Bab 23

6.3K 410 19
                                    

Desna berusaha keras untuk bersungut ria saat mendengar Damian tak hentinya menasehati sambil membebat perban di lengannya.

"Bisa-bisanya kau yang selalu waspada bisa tertimpa di tempat pembangunan. Dan lagi, sudah tahu punya maag kronis, masih saja malas makan." Damian membereskan tas dokternya. "Kalau memang kau malas masak, kau bisa pergi ke resto, kan?"

"Maaf, aku hanya sedang melamun dan... bukannya malas makan. Hanya saja tidak ada yang mengingatkanku lagi soal jam makan."

Damian melihat wajah Desna yang terlihat tirus.

"Kalau kau merindukannya, kenapa kau tidak gantungkan saja rasa gengsimu dan meneleponnya?"

"Maksudmu?"

"Maksudku... Berhentilah menjadi remaja labil yang berusaha menampik perasaan sendiri pada gadis yang jelas-jelas kau cintai." Damian memutar matanya kesal melihat Desna yang masih diam. "Ageha."

Desna langsung beringsut ke ujung sofa dengan wajah merona.

"Jangan mengelak. Aku tahu kau punya perasaan padanya. Di pesta Maximilian, kau melihatnya dengan intens seperti pemburu yang siap melahap mangsanya."

"Baiklah." Desna mengangkat kedua tangannya dengan sikap menyerah. "Aku mengaku.

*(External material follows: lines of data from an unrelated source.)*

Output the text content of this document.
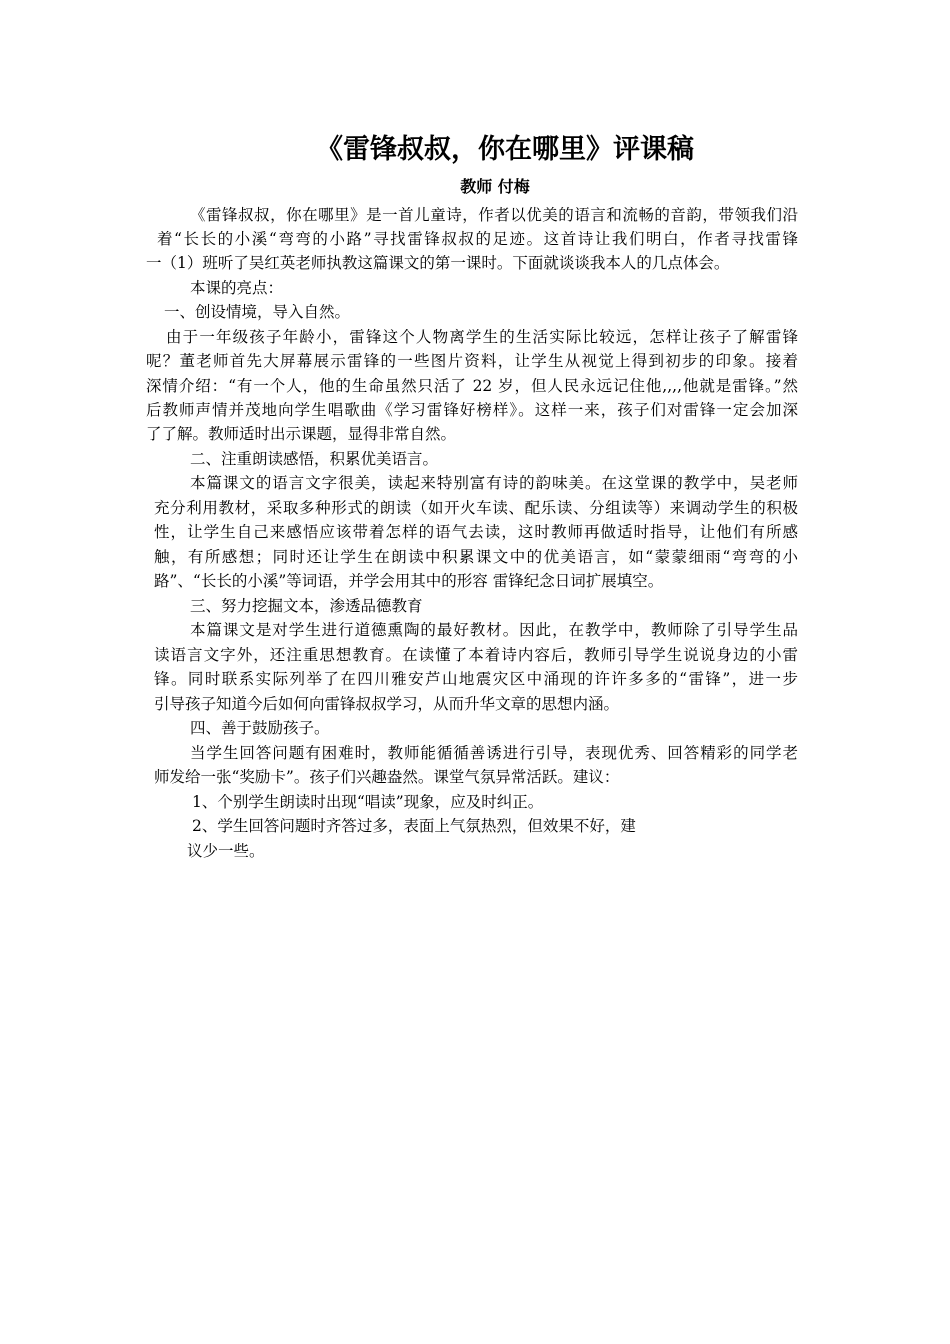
《雷锋叔叔，你在哪里》评课稿
教师 付梅
《雷锋叔叔，你在哪里》是一首儿童诗，作者以优美的语言和流畅的音韵，带领我们沿
着“长长的小溪“弯弯的小路”寻找雷锋叔叔的足迹。这首诗让我们明白，作者寻找雷锋
一（1）班听了吴红英老师执教这篇课文的第一课时。下面就谈谈我本人的几点体会。
本课的亮点：
一、创设情境，导入自然。
由于一年级孩子年龄小，雷锋这个人物离学生的生活实际比较远，怎样让孩子了解雷锋
呢？董老师首先大屏幕展示雷锋的一些图片资料，让学生从视觉上得到初步的印象。接着
深情介绍：“有一个人，他的生命虽然只活了 22 岁，但人民永远记住他,,,,他就是雷锋。”然
后教师声情并茂地向学生唱歌曲《学习雷锋好榜样》。这样一来，孩子们对雷锋一定会加深
了了解。教师适时出示课题，显得非常自然。
二、注重朗读感悟，积累优美语言。
本篇课文的语言文字很美，读起来特别富有诗的韵味美。在这堂课的教学中，吴老师
充分利用教材，采取多种形式的朗读（如开火车读、配乐读、分组读等）来调动学生的积极
性，让学生自己来感悟应该带着怎样的语气去读，这时教师再做适时指导，让他们有所感
触，有所感想；同时还让学生在朗读中积累课文中的优美语言，如“蒙蒙细雨“弯弯的小
路”、“长长的小溪”等词语，并学会用其中的形容 雷锋纪念日词扩展填空。
三、努力挖掘文本，渗透品德教育
本篇课文是对学生进行道德熏陶的最好教材。因此，在教学中，教师除了引导学生品
读语言文字外，还注重思想教育。在读懂了本着诗内容后，教师引导学生说说身边的小雷
锋。同时联系实际列举了在四川雅安芦山地震灾区中涌现的许许多多的“雷锋”，进一步
引导孩子知道今后如何向雷锋叔叔学习，从而升华文章的思想内涵。
四、善于鼓励孩子。
当学生回答问题有困难时，教师能循循善诱进行引导，表现优秀、回答精彩的同学老
师发给一张“奖励卡”。孩子们兴趣盎然。课堂气氛异常活跃。建议：
1、个别学生朗读时出现“唱读”现象，应及时纠正。
2、学生回答问题时齐答过多，表面上气氛热烈，但效果不好，建
议少一些。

Kau puas?"

"Sangat," jawab Damian cepat dan tulus.

"Kau... Tidak marah?"

"Untuk apa aku marah?"

"Yah... Mengingat kau sangat mencintai Ageha dan riwayatku dengan para wanita..."

"Desna," sela Damian membuat Desna terdiam. "Aku tahu kau sangat brengsek dari semua riwayat itu. Tapi kau melakukannya pada wanita tertentu dan kau tidak pernah menyakiti secara fisik atau memaksa mereka. Kesimpulannya, kau playboy budiman yang bertanggung jawab."

"Dan... Kau tidak keberatan kalau aku dan Ageha..."

"Sama sekali tidak." Mata Damian menerawang keluar jendela, tersenyum sayang membayangkan gadis mungil itu. "Aku merasa kau memang orang yang tepat karena aku tidak hanya memikirkan kebahagiaannya. Tapi juga kebahagiaanmu."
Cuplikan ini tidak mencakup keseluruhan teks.